Il s'inquiéta pourtant pour leur amie :
— Tu penses qu'elle s'en remettra ?
Tilou répondit machinalement :
— Ses blessures ne sont pas mortelles.
— Ce n'est pas ce que je voulais dire, je me demandais si elle aurait des séquelles ?
Le jeune forgeron se redressa :
— Je ne sais pas. Elle serait humaine, je te dirais qu'elle aurait du mal à remarcher normalement. Mais c'est une naine. Pour ce que j'en ai vu, elle est bien plus solide que nous, et elle récupère plus vite aussi. Alors, je pense qu'elle s'en remettra. Mais dans les trois ou quatre jours qui viennent, il va lui falloir éviter de marcher. Après, quand les plaies seront bien refermées, elle devra marcher, mais sans forcer, pour que les tendons ne se prennent pas dans les cicatrices.
Alnard écoutait, songeur, et Tilou précisa :
— Elle va avoir besoin d'aide.
Alnard lui sourit :
— Je te laisserai le soin de lui expliquer ça !
Alors qu'ils étaient sur le chemin du retour et que la pluie cessa enfin, Tilou remarqua avec surprise des plants d'ail sauvage. Il décida d'aller en chercher :
— C'est efficace pour lutter contre l'infection !

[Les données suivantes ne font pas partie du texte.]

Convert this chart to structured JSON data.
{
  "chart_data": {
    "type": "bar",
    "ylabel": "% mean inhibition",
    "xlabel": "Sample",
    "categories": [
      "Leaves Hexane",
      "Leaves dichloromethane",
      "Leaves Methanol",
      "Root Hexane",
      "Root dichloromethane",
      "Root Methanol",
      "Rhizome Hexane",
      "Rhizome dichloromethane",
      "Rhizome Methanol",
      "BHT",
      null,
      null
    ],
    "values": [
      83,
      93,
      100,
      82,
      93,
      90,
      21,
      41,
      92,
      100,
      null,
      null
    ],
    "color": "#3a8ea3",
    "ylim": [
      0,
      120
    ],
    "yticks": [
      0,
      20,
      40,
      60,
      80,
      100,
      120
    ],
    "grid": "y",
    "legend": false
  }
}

Alnard le suivait, toujours une flèche sur sa corde, mais une trace de passage attira son attention. Il l'étudia de plus près, pensant avoir affaire à une harde de sangliers, mais lorsqu'il vit les empreintes dans le sol détrempé, il se figea et releva la tête, tout en bandant son arc, prêt à tirer. Il prévint Tilou :
— Des trolls sont passés par là, il y a peu de temps.
Il essaya de deviner leur direction pendant que son ami s'approchait en rangeant des plants d'ail dans sa sacoche :
— Où vont-ils ?
Alnard partit soudain en courant :
— Ils ont suivi nos traces, ils se dirigent vers elles !

Naëwen récoltait des baies sur un buisson, lorsque Rulna lui fit signe de garder le silence. Elle tendit l'oreille et entendit, elle aussi, des bruits de pas. La naine saisit sa hache et se releva péniblement, prête à faire face. L'elfe comprit alors qu'il ne s'agissait pas des deux garçons. Les pas étaient trop nombreux, trop lourds et, parfois, elle entendait les voix gutturales caractéristiques des trolls. Elle vint se placer derrière Rulna, prit son arc à la main, encocha une première flèche, et attendit, le cœur battant.
Rulna se retourna vers elle et chuchota :
— Tu dois fuir tant que tu le peux encore ! Je vais les retenir.
— Non ! Tilou et Alnard ne vont pas tarder à revenir. Nous pouvons tenir jusque-là. Je n'en ai peut-être pas l'air, mais je sais me défendre.